NationStates Jolt Archive


True Muslim courage.

Eutrusca
02-03-2006, 15:29
COMMENTARY: Those who think that non-terrorist Muslims need to speak up should read this!


Muslim Dissenters
Make Public Stand Against Islamism (http://www.cnsnews.com/ViewForeignBureaus.asp?Page=/ForeignBureaus/archive/200603/FOR20060301b.html)


By Patrick Goodenough
CNSNews.com International Editor
March 01, 2006

(CNSNews.com) - Islamism is the new totalitarianism, and the recent uproar over the publication of cartoons depicting Mohammed has revealed the necessity of the struggle for freedom, equal opportunity and secular values.

So said British author Salman Rushdie and a group of other writers and intellectuals, including some of the Islamic world's most reviled figures, in a declaration published Wednesday.

"Like all totalitarianisms, Islamism is nurtured by fears and frustrations," the document says, but adds that nothing - not even despair - justifies the choice of hatred.

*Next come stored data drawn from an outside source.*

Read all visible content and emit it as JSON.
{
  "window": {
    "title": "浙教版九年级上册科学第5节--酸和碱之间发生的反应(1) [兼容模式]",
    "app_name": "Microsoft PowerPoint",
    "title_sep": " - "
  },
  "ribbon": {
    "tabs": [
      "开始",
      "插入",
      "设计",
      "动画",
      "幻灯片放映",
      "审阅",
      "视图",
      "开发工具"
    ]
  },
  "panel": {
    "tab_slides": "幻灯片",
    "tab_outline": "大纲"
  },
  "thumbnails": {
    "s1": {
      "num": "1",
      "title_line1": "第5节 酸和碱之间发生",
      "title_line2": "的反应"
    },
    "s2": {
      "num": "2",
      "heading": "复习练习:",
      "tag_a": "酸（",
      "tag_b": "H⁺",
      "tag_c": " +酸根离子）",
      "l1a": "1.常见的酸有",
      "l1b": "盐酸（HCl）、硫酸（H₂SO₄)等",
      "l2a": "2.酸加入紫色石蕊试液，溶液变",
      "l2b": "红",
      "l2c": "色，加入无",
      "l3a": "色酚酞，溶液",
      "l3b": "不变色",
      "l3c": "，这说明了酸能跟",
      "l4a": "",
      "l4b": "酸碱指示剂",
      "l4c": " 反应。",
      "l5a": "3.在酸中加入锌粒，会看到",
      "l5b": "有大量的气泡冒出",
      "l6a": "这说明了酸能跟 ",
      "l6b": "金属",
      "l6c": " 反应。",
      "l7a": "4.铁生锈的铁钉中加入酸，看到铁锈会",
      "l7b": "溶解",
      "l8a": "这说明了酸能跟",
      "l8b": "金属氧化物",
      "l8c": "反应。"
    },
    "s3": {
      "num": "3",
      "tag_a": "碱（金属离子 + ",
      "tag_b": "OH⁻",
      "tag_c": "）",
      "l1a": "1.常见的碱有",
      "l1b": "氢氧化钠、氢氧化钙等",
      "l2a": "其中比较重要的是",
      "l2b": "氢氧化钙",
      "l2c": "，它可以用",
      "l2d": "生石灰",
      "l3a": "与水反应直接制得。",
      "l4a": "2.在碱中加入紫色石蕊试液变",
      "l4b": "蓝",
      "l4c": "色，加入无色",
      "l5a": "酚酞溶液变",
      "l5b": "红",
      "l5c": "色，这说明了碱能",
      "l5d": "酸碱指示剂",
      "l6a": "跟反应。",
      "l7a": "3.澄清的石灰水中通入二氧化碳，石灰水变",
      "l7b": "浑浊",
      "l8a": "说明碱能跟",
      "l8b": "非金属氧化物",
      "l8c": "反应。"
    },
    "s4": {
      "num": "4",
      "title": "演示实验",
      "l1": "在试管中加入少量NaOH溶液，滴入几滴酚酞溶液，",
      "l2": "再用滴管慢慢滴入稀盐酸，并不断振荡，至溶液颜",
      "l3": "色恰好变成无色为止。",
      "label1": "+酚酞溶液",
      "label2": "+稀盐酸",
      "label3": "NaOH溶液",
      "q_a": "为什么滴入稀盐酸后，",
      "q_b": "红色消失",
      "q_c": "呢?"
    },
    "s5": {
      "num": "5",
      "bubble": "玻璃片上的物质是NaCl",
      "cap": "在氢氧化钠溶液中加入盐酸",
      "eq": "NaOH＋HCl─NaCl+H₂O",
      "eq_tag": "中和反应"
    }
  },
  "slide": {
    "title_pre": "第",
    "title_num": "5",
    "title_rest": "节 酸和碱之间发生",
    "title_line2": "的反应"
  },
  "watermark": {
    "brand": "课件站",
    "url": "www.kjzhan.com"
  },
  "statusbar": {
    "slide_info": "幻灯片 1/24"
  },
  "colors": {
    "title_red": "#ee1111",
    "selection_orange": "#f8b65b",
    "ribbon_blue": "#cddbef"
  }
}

"Islamism is a reactionary ideology which kills equality, freedom and secularism wherever it is present. Its success can only lead to a world of domination: man's domination of woman, the Islamists' domination of all the others."

The signatories said they refused to back away from criticism for fear of being accused of "Islamophobia," describing the term as "an unfortunate concept which confuses criticism of Islam as a religion with stigmatization of its believers."

The statement was carried in a French weekly, and also appeared in Jyllands Posten, the Danish newspaper which last September published 12 caricatures satirizing Mohammed. Muslim anger over the issue continues to roil the Islamic world, and hundreds of people have been killed during protests and rioting in Nigeria, Pakistan, Afghanistan and elsewhere.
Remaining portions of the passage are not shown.